Identifying nineteenth-century broadside and ballad printers is often difficult, as many signed their work only with their surname and street.
In 1825 London, for instance, there were 20 active printers named Taylor. While cataloging the Special Collections department’s Crime Broadsides we used a few resources to help us sort out these difficulties, including William B. Todd’s “A Directory of Printers and Others in Allied Trades: London and Vicinity, 1800-1840” and the online database the British Book Trade Index, which lists printers throughout Great Britain from William Caxton, the first English printer, until 1850.
Detail of HOLLIS 8107338
Sometimes, these resources could not answer our questions, as with this broadside, printed by “T. Storer, Fleur-de-lis Court, Fleet-Street, London, .” I suspected that this was printed by Thomas Storer, a journeyman active in London from 1815 to 1817. However, I could not find a record of him at Fleur-de-lis court or on Fleet Street. In fact, he was listed from 1816 to 1817 at 1 Fetter Lane. From early maps of London, I knew that Fetter Lane and Fleet Street converged, but Fleur de lis court was at 9 Fetter Lane, too far from Storer’s listed address to convince me. My usual resources exhausted, I gave Google a try.

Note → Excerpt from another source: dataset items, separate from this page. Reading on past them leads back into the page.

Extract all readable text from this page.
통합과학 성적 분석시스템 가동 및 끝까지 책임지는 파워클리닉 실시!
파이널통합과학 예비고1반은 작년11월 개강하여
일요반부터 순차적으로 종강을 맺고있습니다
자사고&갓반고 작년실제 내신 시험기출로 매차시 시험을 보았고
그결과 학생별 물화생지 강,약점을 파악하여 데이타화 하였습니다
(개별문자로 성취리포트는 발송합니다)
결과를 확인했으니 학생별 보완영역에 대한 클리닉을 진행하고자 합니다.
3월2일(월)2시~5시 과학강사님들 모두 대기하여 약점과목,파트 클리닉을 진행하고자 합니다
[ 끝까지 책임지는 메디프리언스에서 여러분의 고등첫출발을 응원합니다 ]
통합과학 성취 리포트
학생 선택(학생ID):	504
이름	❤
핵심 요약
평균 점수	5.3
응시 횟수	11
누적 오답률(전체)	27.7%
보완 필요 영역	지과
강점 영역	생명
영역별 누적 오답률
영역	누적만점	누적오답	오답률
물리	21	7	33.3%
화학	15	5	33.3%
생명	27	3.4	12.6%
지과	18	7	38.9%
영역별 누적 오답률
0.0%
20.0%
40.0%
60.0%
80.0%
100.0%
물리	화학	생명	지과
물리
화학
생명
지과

Google Books returned the the trial transcript for the 1817 trial of James Watson for his role in the Spa Fields Riots. Thomas Storer was implicated in printing a treasonous tract for Watson. During the trial, there was a lengthy questioning of witness Thomas Preston as to the exact location of Mr. Storer’s house, which perfectly answered my question:
That confirmed that this was my T. Storer of Fetter Lane, and also explained why he stopped printing in 1817 after such a short career.